One Forty-Minute Class Period
The learner will:
- state a reason for rules.
- define the "common good" as something that benefits the entire community (class).
- explain why rules are needed for the common good.
In Miss Nelson is Missing, the classroom teacher, Miss Nelson, is disturbed by the behavior of her very disruptive students. She pretends to be a substitute (Miss Viola Swamp) who is very strict. The students' behavior improves and they are very happy to have their "nice" teacher, Miss Nelson return.
Ask students if they have ever heard of the word "mystery." Solicit descriptions and examples. Next ask if anyone knows of a mystery story that takes place in a classroom.
As an assessment, the teacher may use observation of students sharing ideas and responding with a rule and how it serves the common good. (Did the student share a rule that would benefit the entire class? Was the student able to explain how that rule would benefit everyone in the class?)
See Sample Letter (Attachment One) for a letter to families regarding rules they remember from school.
The sample family letter could be written and composed by the students.
Allard, Harry and James Marshall. Miss Nelson Is Missing. New York: Houghton Mifflin Co., 1977. ISBN 0-395-40146-1.

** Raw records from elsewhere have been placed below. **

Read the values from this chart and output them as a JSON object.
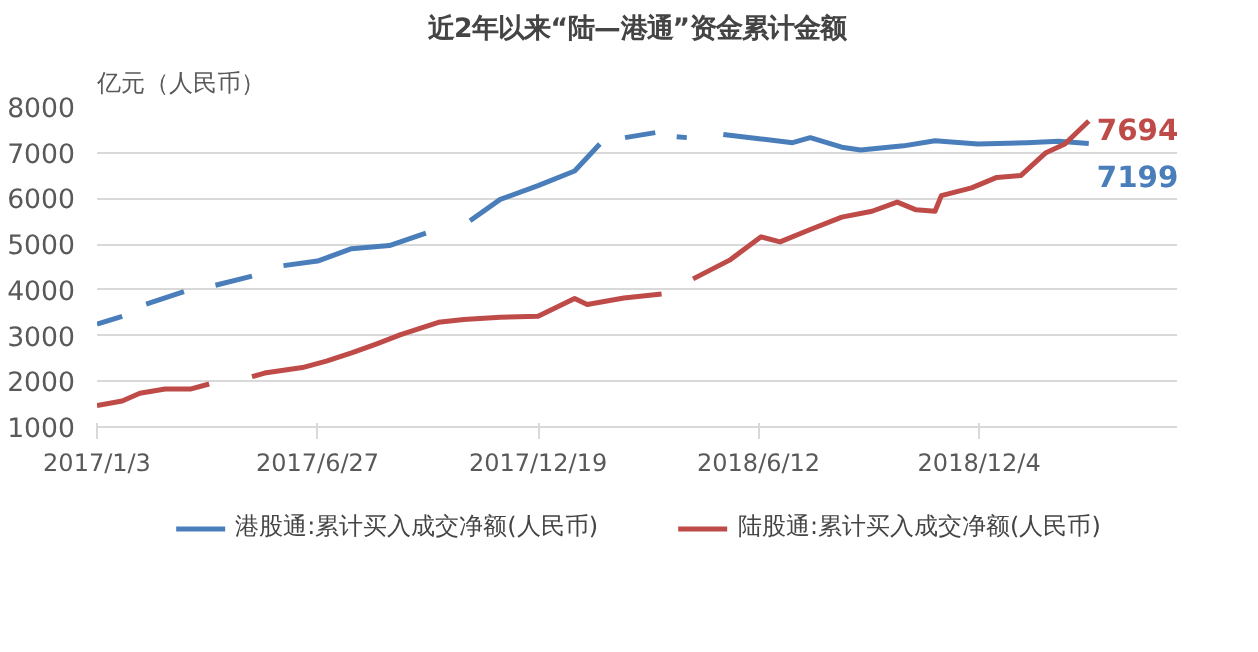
{
  "chart_data": {
    "type": "line",
    "title": "近2年以来“陆—港通”资金累计金额",
    "ylabel": "亿元（人民币）",
    "ylim": [
      1000,
      8000
    ],
    "yticks": [
      1000,
      2000,
      3000,
      4000,
      5000,
      6000,
      7000,
      8000
    ],
    "xlim": [
      "2017-01-03",
      "2019-05-10"
    ],
    "xticks": [
      {
        "value": "2017-01-03",
        "label": "2017/1/3"
      },
      {
        "value": "2017-06-27",
        "label": "2017/6/27"
      },
      {
        "value": "2017-12-19",
        "label": "2017/12/19"
      },
      {
        "value": "2018-06-12",
        "label": "2018/6/12"
      },
      {
        "value": "2018-12-04",
        "label": "2018/12/4"
      }
    ],
    "grid": "y",
    "legend": "bottom",
    "line_style": "solid",
    "series": [
      {
        "name": "港股通:累计买入成交净额(人民币)",
        "color": "#4a7ebb",
        "x": [
          "2017-01-03",
          "2017-01-23",
          "2017-01-28",
          "2017-02-11",
          "2017-03-13",
          "2017-03-20",
          "2017-04-07",
          "2017-05-06",
          "2017-05-13",
          "2017-05-31",
          "2017-06-27",
          "2017-07-24",
          "2017-08-23",
          "2017-09-21",
          "2017-09-29",
          "2017-10-26",
          "2017-11-19",
          "2017-12-19",
          "2018-01-17",
          "2018-02-06",
          "2018-02-13",
          "2018-02-26",
          "2018-03-22",
          "2018-03-29",
          "2018-04-08",
          "2018-04-16",
          "2018-04-26",
          "2018-05-15",
          "2018-06-14",
          "2018-07-09",
          "2018-07-23",
          "2018-08-17",
          "2018-09-01",
          "2018-10-05",
          "2018-10-30",
          "2018-12-03",
          "2019-01-11",
          "2019-02-05",
          "2019-03-01"
        ],
        "values": [
          3250,
          3420,
          null,
          3690,
          3960,
          null,
          4100,
          4300,
          null,
          4530,
          4630,
          4900,
          4970,
          5240,
          null,
          5510,
          5980,
          6280,
          6600,
          7190,
          null,
          7330,
          7440,
          null,
          7350,
          7330,
          null,
          7400,
          7300,
          7220,
          7330,
          7120,
          7060,
          7150,
          7260,
          7190,
          7220,
          7250,
          7199
        ]
      },
      {
        "name": "陆股通:累计买入成交净额(人民币)",
        "color": "#be4b48",
        "x": [
          "2017-01-03",
          "2017-01-23",
          "2017-02-06",
          "2017-02-26",
          "2017-03-18",
          "2017-04-02",
          "2017-04-10",
          "2017-05-06",
          "2017-05-16",
          "2017-06-15",
          "2017-07-04",
          "2017-07-24",
          "2017-08-13",
          "2017-09-01",
          "2017-10-01",
          "2017-10-21",
          "2017-11-19",
          "2017-12-19",
          "2018-01-17",
          "2018-01-27",
          "2018-02-25",
          "2018-03-27",
          "2018-04-03",
          "2018-04-21",
          "2018-05-20",
          "2018-06-14",
          "2018-06-29",
          "2018-07-23",
          "2018-08-17",
          "2018-09-10",
          "2018-09-30",
          "2018-10-15",
          "2018-10-30",
          "2018-11-04",
          "2018-11-28",
          "2018-12-18",
          "2019-01-06",
          "2019-01-26",
          "2019-02-10",
          "2019-03-01"
        ],
        "values": [
          1470,
          1570,
          1740,
          1830,
          1830,
          1940,
          null,
          2100,
          2180,
          2300,
          2440,
          2620,
          2820,
          3020,
          3290,
          3350,
          3400,
          3420,
          3810,
          3680,
          3820,
          3910,
          null,
          4240,
          4650,
          5160,
          5050,
          5320,
          5590,
          5720,
          5920,
          5750,
          5720,
          6060,
          6230,
          6460,
          6500,
          7000,
          7190,
          7694
        ]
      }
    ],
    "annotations": [
      {
        "text": "7199",
        "x": "2019-03-01",
        "y": 7199
      },
      {
        "text": "7694",
        "x": "2019-03-01",
        "y": 7694
      }
    ]
  }
}
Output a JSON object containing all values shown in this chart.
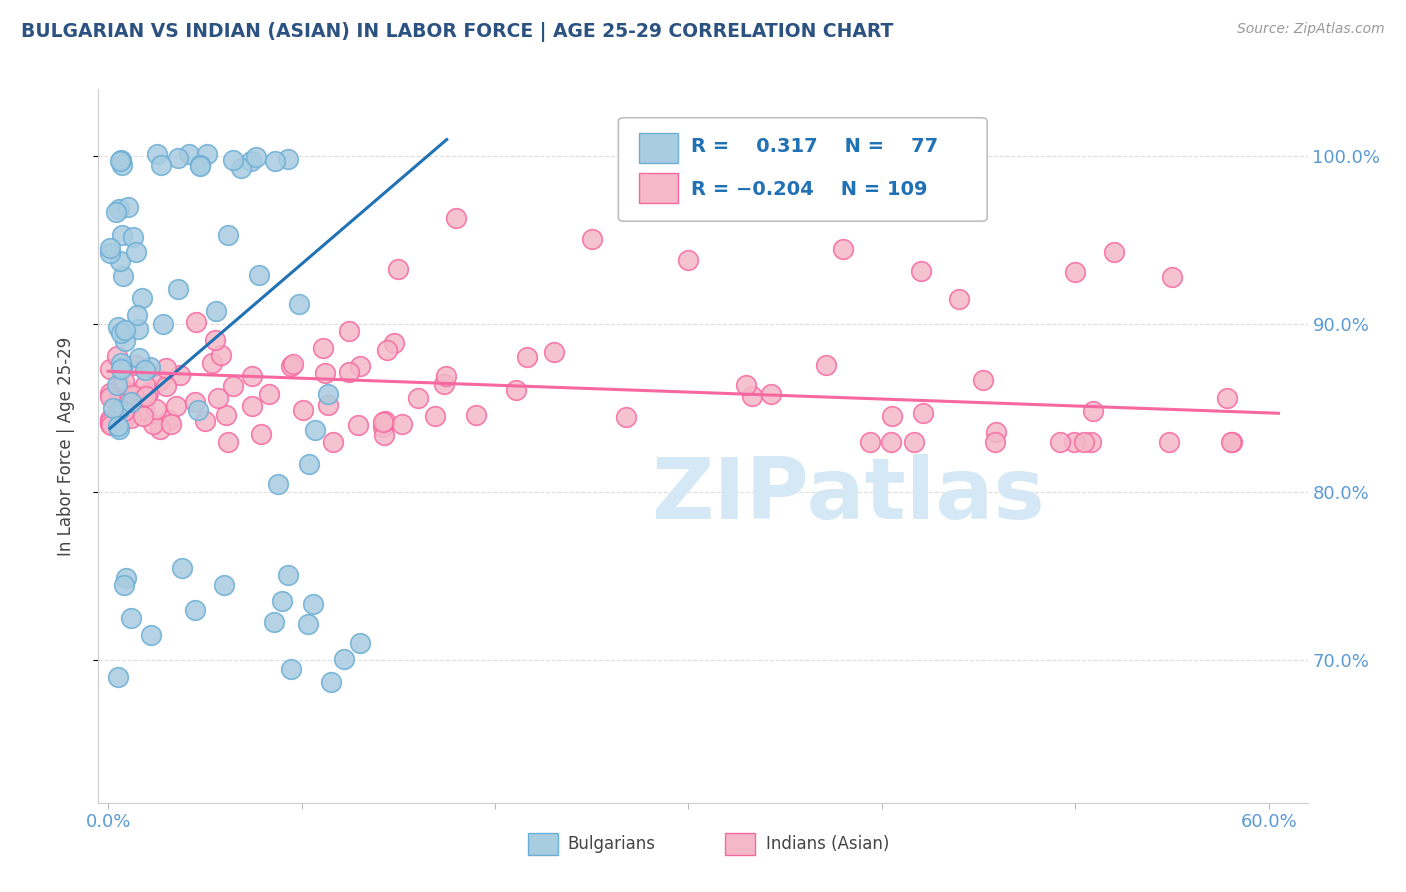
{
  "title": "BULGARIAN VS INDIAN (ASIAN) IN LABOR FORCE | AGE 25-29 CORRELATION CHART",
  "source_text": "Source: ZipAtlas.com",
  "ylabel": "In Labor Force | Age 25-29",
  "xlim": [
    -0.005,
    0.62
  ],
  "ylim": [
    0.615,
    1.04
  ],
  "xticks": [
    0.0,
    0.1,
    0.2,
    0.3,
    0.4,
    0.5,
    0.6
  ],
  "xticklabels": [
    "0.0%",
    "",
    "",
    "",
    "",
    "",
    "60.0%"
  ],
  "yticks": [
    0.7,
    0.8,
    0.9,
    1.0
  ],
  "yticklabels": [
    "70.0%",
    "80.0%",
    "90.0%",
    "100.0%"
  ],
  "blue_scatter_color": "#a8cce0",
  "blue_edge_color": "#6baed6",
  "pink_scatter_color": "#f4b8c8",
  "pink_edge_color": "#f768a1",
  "blue_line_color": "#2171b5",
  "pink_line_color": "#f768a1",
  "title_color": "#2c5282",
  "axis_label_color": "#444444",
  "tick_color": "#5b9bd5",
  "grid_color": "#dddddd",
  "watermark_color": "#d5e8f5",
  "bg_color": "#ffffff",
  "legend_text_color": "#2171b5",
  "legend_label_color": "#333333",
  "blue_trend_x": [
    0.001,
    0.175
  ],
  "blue_trend_y": [
    0.838,
    1.01
  ],
  "pink_trend_x": [
    0.0,
    0.605
  ],
  "pink_trend_y": [
    0.872,
    0.847
  ]
}
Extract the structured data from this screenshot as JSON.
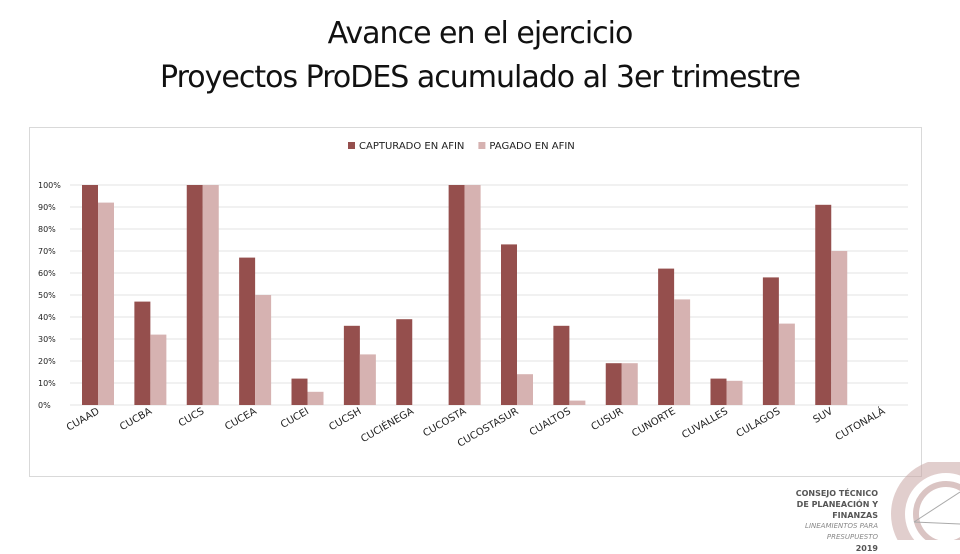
{
  "title_line1": "Avance en el ejercicio",
  "title_line2": "Proyectos ProDES acumulado al 3er trimestre",
  "chart_data": {
    "type": "bar",
    "categories": [
      "CUAAD",
      "CUCBA",
      "CUCS",
      "CUCEA",
      "CUCEI",
      "CUCSH",
      "CUCIÉNEGA",
      "CUCOSTA",
      "CUCOSTASUR",
      "CUALTOS",
      "CUSUR",
      "CUNORTE",
      "CUVALLES",
      "CULAGOS",
      "SUV",
      "CUTONALÁ"
    ],
    "series": [
      {
        "name": "CAPTURADO EN AFIN",
        "color": "#954f4d",
        "values": [
          100,
          47,
          100,
          67,
          12,
          36,
          39,
          100,
          73,
          36,
          19,
          62,
          12,
          58,
          91,
          0
        ]
      },
      {
        "name": "PAGADO EN AFIN",
        "color": "#d6b2b1",
        "values": [
          92,
          32,
          100,
          50,
          6,
          23,
          0,
          100,
          14,
          2,
          19,
          48,
          11,
          37,
          70,
          0
        ]
      }
    ],
    "ylim": [
      0,
      100
    ],
    "yticks": [
      "0%",
      "10%",
      "20%",
      "30%",
      "40%",
      "50%",
      "60%",
      "70%",
      "80%",
      "90%",
      "100%"
    ],
    "grid": true,
    "legend_position": "top-center"
  },
  "logo": {
    "line1": "CONSEJO TÉCNICO",
    "line2": "DE PLANEACIÓN Y FINANZAS",
    "line3": "LINEAMIENTOS PARA PRESUPUESTO",
    "line4": "2019"
  }
}
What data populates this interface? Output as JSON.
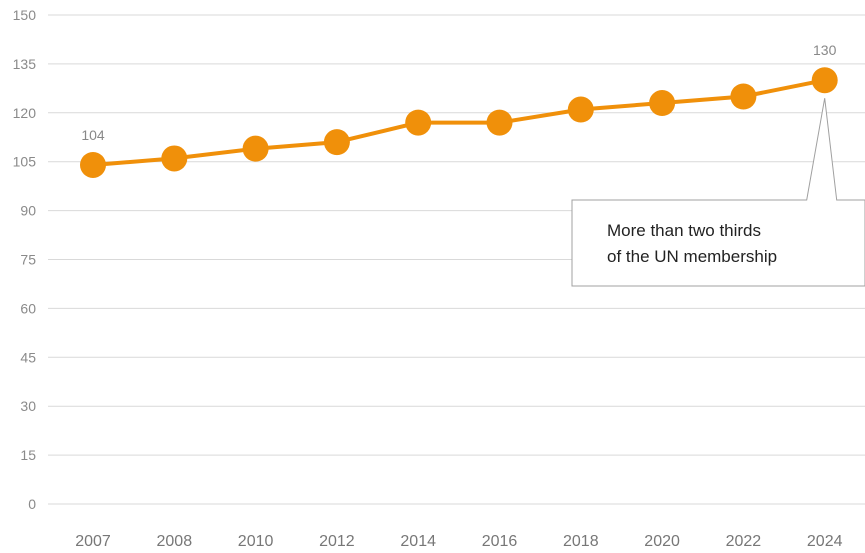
{
  "chart_data": {
    "type": "line",
    "title": "",
    "xlabel": "",
    "ylabel": "",
    "categories": [
      "2007",
      "2008",
      "2010",
      "2012",
      "2014",
      "2016",
      "2018",
      "2020",
      "2022",
      "2024"
    ],
    "values": [
      104,
      106,
      109,
      111,
      117,
      117,
      121,
      123,
      125,
      130
    ],
    "ylim": [
      0,
      150
    ],
    "yticks": [
      0,
      15,
      30,
      45,
      60,
      75,
      90,
      105,
      120,
      135,
      150
    ],
    "grid": true,
    "legend": "none",
    "data_labels": [
      {
        "category": "2007",
        "text": "104"
      },
      {
        "category": "2024",
        "text": "130"
      }
    ],
    "annotation": {
      "category": "2024",
      "lines": [
        "More than two thirds",
        "of the UN membership"
      ]
    },
    "colors": {
      "series": "#f0900a",
      "grid": "#d9d9d9",
      "callout_border": "#a0a0a0"
    }
  }
}
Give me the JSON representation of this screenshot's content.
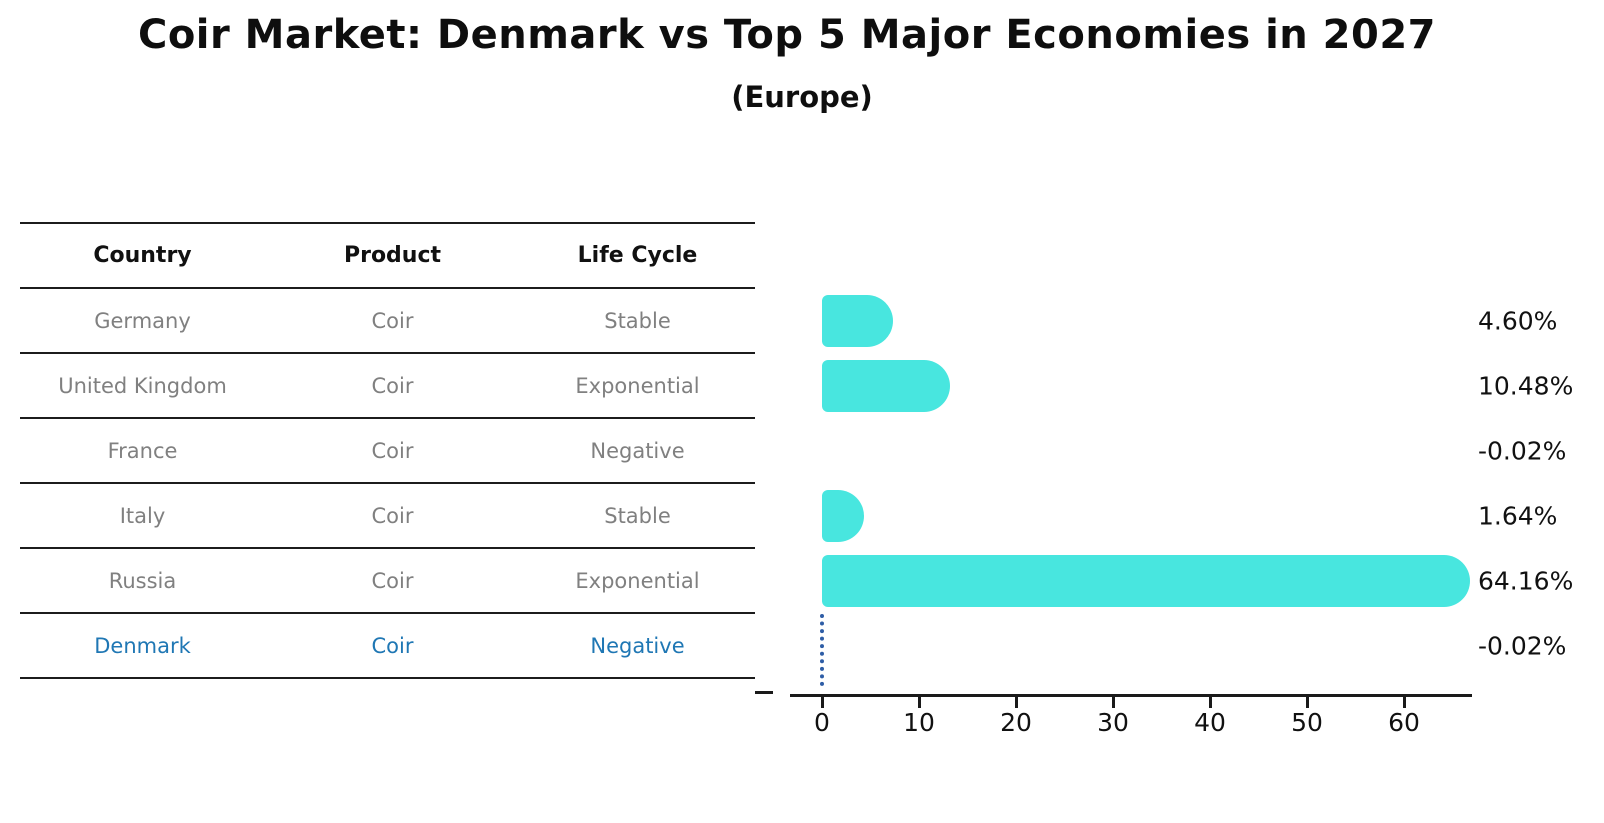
{
  "title": "Coir Market: Denmark vs Top 5 Major Economies in 2027",
  "subtitle": "(Europe)",
  "table": {
    "headers": [
      "Country",
      "Product",
      "Life Cycle"
    ],
    "rows": [
      {
        "country": "Germany",
        "product": "Coir",
        "life_cycle": "Stable",
        "highlighted": false
      },
      {
        "country": "United Kingdom",
        "product": "Coir",
        "life_cycle": "Exponential",
        "highlighted": false
      },
      {
        "country": "France",
        "product": "Coir",
        "life_cycle": "Negative",
        "highlighted": false
      },
      {
        "country": "Italy",
        "product": "Coir",
        "life_cycle": "Stable",
        "highlighted": false
      },
      {
        "country": "Russia",
        "product": "Coir",
        "life_cycle": "Exponential",
        "highlighted": false
      },
      {
        "country": "Denmark",
        "product": "Coir",
        "life_cycle": "Negative",
        "highlighted": true
      }
    ]
  },
  "chart_data": {
    "type": "bar",
    "orientation": "horizontal",
    "title": "Coir Market: Denmark vs Top 5 Major Economies in 2027",
    "subtitle": "(Europe)",
    "categories": [
      "Germany",
      "United Kingdom",
      "France",
      "Italy",
      "Russia",
      "Denmark"
    ],
    "values": [
      4.6,
      10.48,
      -0.02,
      1.64,
      64.16,
      -0.02
    ],
    "value_labels": [
      "4.60%",
      "10.48%",
      "-0.02%",
      "1.64%",
      "64.16%",
      "-0.02%"
    ],
    "xlabel": "",
    "ylabel": "",
    "xticks": [
      0,
      10,
      20,
      30,
      40,
      50,
      60
    ],
    "xlim": [
      -3.5,
      67
    ],
    "grid": false,
    "legend": false,
    "bar_color": "#48e6df",
    "highlight": {
      "category": "Denmark",
      "marker": "dotted-vertical-line-at-zero",
      "marker_color": "#2e5da6",
      "text_color": "#1f77b4"
    }
  },
  "colors": {
    "background": "#ffffff",
    "bar": "#48e6df",
    "table_text": "#808080",
    "header_text": "#111111",
    "highlight_text": "#1f77b4",
    "axis": "#1a1a1a"
  }
}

Lesson Developed By:Mary Petro
Today, in our Social Studies class, we discussed the need for rules. One point that I tried to stress was that rules are for the common good. (The rules can be helpful to everyone in the class.) Your child worked in a group and then the whole class developed a set of classroom rules that would be for the common good.
As an extension of this lesson, your child will ask you about rules that you remember from your childhood. As you share these rules with your child, would you please ask him or her to explain why each rule would benefit the entire class?
During our next lesson each child will be asked to explain the purpose of a rule and how it meets the needs of the common good.
Thank you for your help with this lesson.